Network-level tokenization, and iPhone in particular, will radically change this dynamic. Commerce apps won't be forced to become aggregators any longer - they simply need to use the iOS payment SDKs, and the SDK from the merchant acquirer, to process the payment.

Ex-Googler Tim Bray:

An­droids have had the APIs, and most devices have had the hardware, for years now. One problem has been Apple; there are lots of apps that don't get built when a huge pro­por­tion of well-heeled cus­tomers can't play. Well, now they can, in principle. 

Payment and… Yeah, there's no doubt that payment is the ap­pli­ca­tion that's get­ting the headlin­er at­ten­tion. But it would be trag­ic ?— ? trag­ic ?— ?if Ap­ple didn't pro­vide an open API to that nifty NFC hard­ware.

Here's just one sam­ple ap­pli­ca­tion, be­cause it's the kind of thing I'm think­ing about these days. Suppose you want se­cure com­mu­ni­ca­tion, which means you've got a pri­vate key on your phone. And suppose you don't 100% trust your phone-unlock set­up to pro­tect ac­cess to your key. Wel­l, you car­ry a lit­tle NFC doohick­ey on your key­chain, and when you need to use the key, you pull it out of your pocket and tap the back of the phone with it.

Apple is expected to publish an NFC API for iOS 8, but not sure it will go into that detail.

The iPad story demonstrates why it may be a hugely ambitious for Apple to try to position the Apple Watch as a $350 premium product. Considering the display size, that price is massive compared to tablet or phablet prices out there. It's weirdly out of step with the original iPad pricing philosophy, which was based on offering a lot of value relative to expectations in 2010. And of course, Apple fans are now tied to both iPhone and iPad upgrade costs.

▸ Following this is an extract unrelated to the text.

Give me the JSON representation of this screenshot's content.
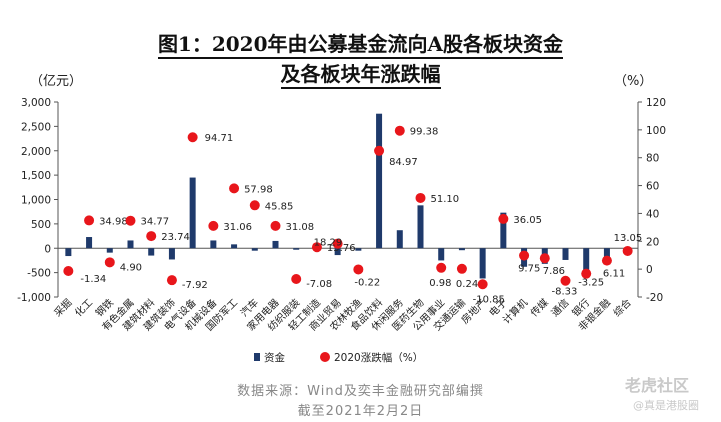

Selling a third device to an Apple household is not the same as selling the first or second. That's what makes projecting sales volumes for the Apple Watch so fiendishly difficult. Many analysts are now projecting 30m or even 40m annual unit sales for 2015.  That seems to be on the steep side with given the pricing approach Apple has taken.

Just going out looking for a story where a new Apple product is introduced and everyone says "that's the perfect price!" Might a little while.